Three subplots, the two on the left cover the same extent, and the one on the right shows a smaller area contained within. The top left shows change in ice veloicty (green=faster, pink=slower). There is no pink, and the intensity of green increases towards the glacier. In the lower left the rate of surface elevation change is shown where red=thinning, blue=thickening; much of the glacier has thinned with the greatest thinning near the terminus. Two water bodies indicate some increases in elevation, however dh/dt values over water are not to be trusted. On the right, a close up satellite image of a glacier terminus with multiple terminus traces shown for a 6 year 2014-2020 period. Some terminus retreat is visible at the northern end of the glacier, near some grounded icebergs
Figure 3: Isortuarsuup Sermia: (a) change in average annual velocity between 2013–2021; (b) rate of surface elevation change (September 2012– June 2021) from ArcticDEM (negative denotes thinning); manually digitised ice margin shown in black in (a) and (b); (c) terminus positions 2014–2021. Red box in (a) denotes extent of (c). White arrows in (c) indicates the Little Ice Age trim-line and the black arrow points to the associated terminal moraine with icebergs grounded on its sublacustrine extension indicated by the orange arrow.

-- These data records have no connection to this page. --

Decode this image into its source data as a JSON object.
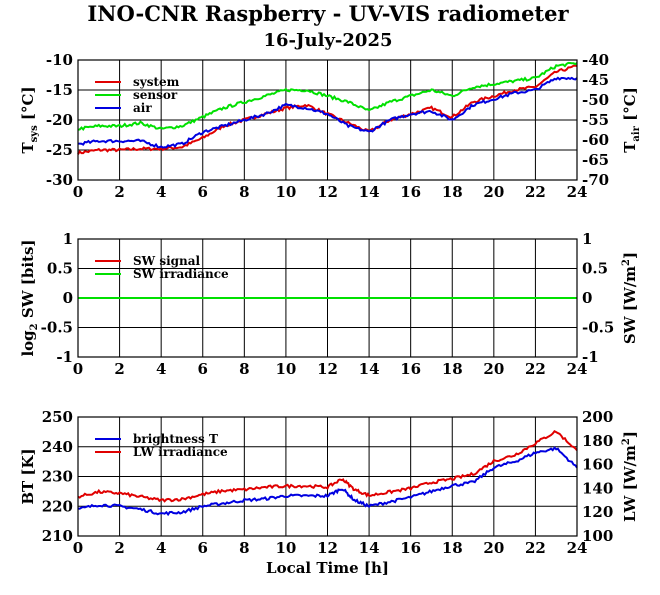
{
  "figure": {
    "title": "INO-CNR Raspberry - UV-VIS radiometer",
    "date": "16-July-2025"
  },
  "colors": {
    "red": "#e00000",
    "green": "#00e000",
    "blue": "#0000e0",
    "grid": "#000000"
  },
  "chart_data": [
    {
      "type": "line",
      "x_label": "",
      "ylabel_left": "T",
      "ylabel_left_sub": "sys",
      "ylabel_left_unit": "[°C]",
      "ylabel_right": "T",
      "ylabel_right_sub": "air",
      "ylabel_right_unit": "[°C]",
      "xlim": [
        0,
        24
      ],
      "xticks": [
        "0",
        "2",
        "4",
        "6",
        "8",
        "10",
        "12",
        "14",
        "16",
        "18",
        "20",
        "22",
        "24"
      ],
      "ylim_left": [
        -30,
        -10
      ],
      "yticks_left": [
        "-30",
        "-25",
        "-20",
        "-15",
        "-10"
      ],
      "ylim_right": [
        -70,
        -40
      ],
      "yticks_right": [
        "-70",
        "-65",
        "-60",
        "-55",
        "-50",
        "-45",
        "-40"
      ],
      "grid": true,
      "legend_position": "top-left",
      "series": [
        {
          "name": "system",
          "color": "red",
          "axis": "left",
          "x": [
            0,
            1,
            2,
            3,
            4,
            5,
            6,
            7,
            8,
            9,
            10,
            11,
            12,
            13,
            14,
            15,
            16,
            17,
            18,
            19,
            20,
            21,
            22,
            23,
            24
          ],
          "y": [
            -25.5,
            -25,
            -25,
            -24.8,
            -24.8,
            -24.5,
            -23,
            -21,
            -20,
            -19,
            -18,
            -17.5,
            -19,
            -20.5,
            -22,
            -20,
            -19,
            -18,
            -19.5,
            -17,
            -16,
            -15,
            -14.5,
            -12,
            -11
          ]
        },
        {
          "name": "sensor",
          "color": "green",
          "axis": "left",
          "x": [
            0,
            1,
            2,
            3,
            4,
            5,
            6,
            7,
            8,
            9,
            10,
            11,
            12,
            13,
            14,
            15,
            16,
            17,
            18,
            19,
            20,
            21,
            22,
            23,
            24
          ],
          "y": [
            -21.5,
            -21,
            -21,
            -20.5,
            -21.5,
            -21,
            -19.5,
            -18,
            -17,
            -16,
            -15,
            -15,
            -16,
            -17,
            -18.5,
            -17,
            -16,
            -15,
            -16,
            -14.5,
            -14,
            -13.5,
            -13,
            -11,
            -10.5
          ]
        },
        {
          "name": "air",
          "color": "blue",
          "axis": "left",
          "x": [
            0,
            1,
            2,
            3,
            4,
            5,
            6,
            7,
            8,
            9,
            10,
            11,
            12,
            13,
            14,
            15,
            16,
            17,
            18,
            19,
            20,
            21,
            22,
            23,
            24
          ],
          "y": [
            -24,
            -23.5,
            -23.5,
            -23.5,
            -24.5,
            -24,
            -22,
            -21,
            -20,
            -19,
            -17.5,
            -18,
            -19,
            -21,
            -22,
            -20,
            -19,
            -18.5,
            -20,
            -17.5,
            -16.5,
            -15.5,
            -15,
            -13,
            -13
          ]
        }
      ]
    },
    {
      "type": "line",
      "x_label": "",
      "ylabel_left": "log",
      "ylabel_left_sub": "2",
      "ylabel_left_unit": "SW [bits]",
      "ylabel_right": "SW [W/m",
      "ylabel_right_sup": "2",
      "ylabel_right_unit": "]",
      "xlim": [
        0,
        24
      ],
      "xticks": [
        "0",
        "2",
        "4",
        "6",
        "8",
        "10",
        "12",
        "14",
        "16",
        "18",
        "20",
        "22",
        "24"
      ],
      "ylim_left": [
        -1,
        1
      ],
      "yticks_left": [
        "-1",
        "-0.5",
        "0",
        "0.5",
        "1"
      ],
      "ylim_right": [
        -1,
        1
      ],
      "yticks_right": [
        "-1",
        "-0.5",
        "0",
        "0.5",
        "1"
      ],
      "grid": true,
      "legend_position": "top-left",
      "series": [
        {
          "name": "SW signal",
          "color": "red",
          "axis": "left",
          "x": [
            0,
            24
          ],
          "y": [
            0,
            0
          ]
        },
        {
          "name": "SW irradiance",
          "color": "green",
          "axis": "left",
          "x": [
            0,
            24
          ],
          "y": [
            0,
            0
          ]
        }
      ]
    },
    {
      "type": "line",
      "x_label": "Local Time [h]",
      "ylabel_left": "BT [K]",
      "ylabel_right": "LW [W/m",
      "ylabel_right_sup": "2",
      "ylabel_right_unit": "]",
      "xlim": [
        0,
        24
      ],
      "xticks": [
        "0",
        "2",
        "4",
        "6",
        "8",
        "10",
        "12",
        "14",
        "16",
        "18",
        "20",
        "22",
        "24"
      ],
      "ylim_left": [
        210,
        250
      ],
      "yticks_left": [
        "210",
        "220",
        "230",
        "240",
        "250"
      ],
      "ylim_right": [
        100,
        200
      ],
      "yticks_right": [
        "100",
        "120",
        "140",
        "160",
        "180",
        "200"
      ],
      "grid": true,
      "legend_position": "top-left",
      "series": [
        {
          "name": "brightness T",
          "color": "blue",
          "axis": "left",
          "x": [
            0,
            1,
            2,
            3,
            4,
            5,
            6,
            7,
            8,
            9,
            10,
            11,
            12,
            12.7,
            13.3,
            14,
            15,
            16,
            17,
            18,
            19,
            20,
            21,
            22,
            23,
            24
          ],
          "y": [
            219,
            220.5,
            220,
            219,
            217.5,
            218,
            220,
            221,
            222,
            222.5,
            223.5,
            223.5,
            223.5,
            226,
            222,
            220,
            221.5,
            223,
            225,
            227,
            228,
            233,
            235,
            238,
            239.5,
            233
          ]
        },
        {
          "name": "LW irradiance",
          "color": "red",
          "axis": "right",
          "x": [
            0,
            1,
            2,
            3,
            4,
            5,
            6,
            7,
            8,
            9,
            10,
            11,
            12,
            12.7,
            13.3,
            14,
            15,
            16,
            17,
            18,
            19,
            20,
            21,
            22,
            23,
            24
          ],
          "y": [
            133,
            137,
            136,
            133,
            130,
            131,
            135,
            138,
            139,
            141,
            142,
            142,
            141,
            148,
            139,
            134,
            137,
            140,
            145,
            148,
            152,
            163,
            168,
            178,
            188,
            172
          ]
        }
      ]
    }
  ]
}
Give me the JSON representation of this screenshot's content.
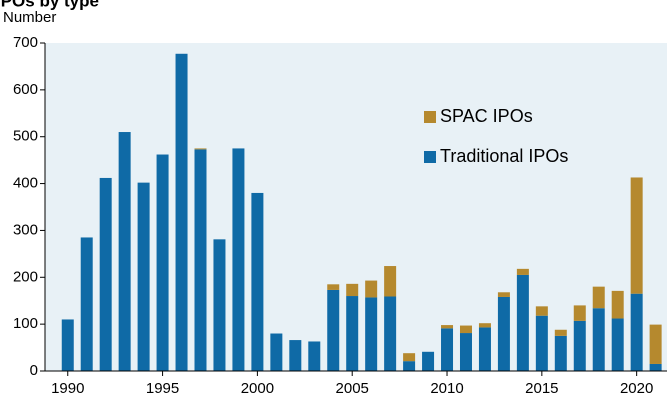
{
  "chart_data": {
    "type": "stacked_bar",
    "title": "IPOs by type",
    "y_label": "Number",
    "x": [
      1990,
      1991,
      1992,
      1993,
      1994,
      1995,
      1996,
      1997,
      1998,
      1999,
      2000,
      2001,
      2002,
      2003,
      2004,
      2005,
      2006,
      2007,
      2008,
      2009,
      2010,
      2011,
      2012,
      2013,
      2014,
      2015,
      2016,
      2017,
      2018,
      2019,
      2020,
      2021
    ],
    "series": [
      {
        "name": "Traditional IPOs",
        "color": "#0f6aa6",
        "values": [
          110,
          285,
          412,
          510,
          402,
          462,
          677,
          473,
          281,
          475,
          380,
          80,
          66,
          63,
          173,
          160,
          157,
          159,
          21,
          41,
          91,
          81,
          93,
          158,
          205,
          118,
          75,
          107,
          134,
          112,
          165,
          15
        ]
      },
      {
        "name": "SPAC IPOs",
        "color": "#b5892e",
        "values": [
          0,
          0,
          0,
          0,
          0,
          0,
          0,
          2,
          0,
          0,
          0,
          0,
          0,
          0,
          12,
          26,
          36,
          65,
          17,
          0,
          7,
          16,
          9,
          10,
          13,
          20,
          13,
          33,
          46,
          59,
          248,
          84
        ]
      }
    ],
    "xlim": [
      1988.8,
      2021.6
    ],
    "xticks": [
      1990,
      1995,
      2000,
      2005,
      2010,
      2015,
      2020
    ],
    "ylim": [
      0,
      700
    ],
    "yticks": [
      0,
      100,
      200,
      300,
      400,
      500,
      600,
      700
    ]
  }
}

projection NSIDC Sea Ice Polar Stereographic North. EPSG:3413
tools Python libraries: geopandas, cartopy, xarray and matplotlib
data Ice Velocity data generated using auto-RIFT (Gardner et al., 2018) and provided by the NASA MEaSUREs ITS_LIVE; Surface elevation derived from Arctic DEM v4.1 (Porter et al., 2023); Background: Sentinel-2 acquisition from 19 September 2022 (ESA Copernicus, 2022)
comments A clear thinning and acceleration signal is displayed, and the terminus retreating from the hypothesised sublacustrine moraine is reasonably clear.